Oh cool, you can see the actual Certificate of Ascertainment in the National Archives. It only has the governor's seal and signature though. Did the fake electors create a fake certificate, forging the governor's signature? Or did they simply send in their ballots? Apparently it is the 12th Amendment that specifies how electors will meet within their respective states, fill out their ballots, and send them to the President of the Senate (saving the bus fare). And then the Electoral Count Act of 1887 created the ascertainment process, because in 1876 the Senate did receive ballots from multiple contradictory electors from a bunch of states. A copy of the Certificate of Ascertainment is sent to the Senate in addition to the "Certificate of Votes" which bears the counts of the actual votes by the electors. The governor's signature on the Certificate of Ascertainment is what proves which electors are the real ones.

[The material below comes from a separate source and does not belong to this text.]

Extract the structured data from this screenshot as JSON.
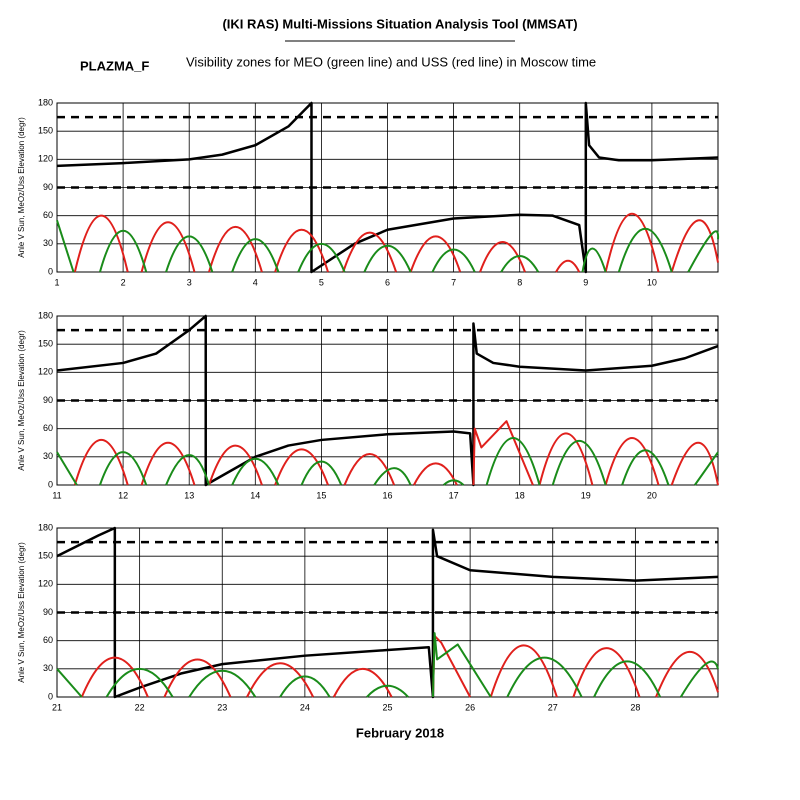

In that case, why are the fake ballots even a problem? The news presents this as some novel brilliant last-ditch scheme to stall the election or cast it in doubt. But the scheme is 144 years old and the loophole was closed for good 133 years ago!

I'm guessing the fake electors didn't forge the Certificate of Ascertainment, but signed an unauthorized Certificate of Vote. The certificate says:

We, the undersigned Electors of the State of Michigan for President and Vice President, elected in the General Election held in the State of Michigan on November 3, 2020, and duly convened at the State Capitol in Lansing, Michigan, this 14th day of December, 2020, do hereby certify that the following are lists of all votes given by us for the offices of President and Vice President, respectively, of the United States:

Given this language, the Republican electors signing such a certificate would indeed be committing felony fraud in my opinion because they were NOT "elected in the General Election" (they lost) and they were NOT "duly convened". The "they just gave us some piece of paper to sign" is not a believable excuse, since if they could write they could read.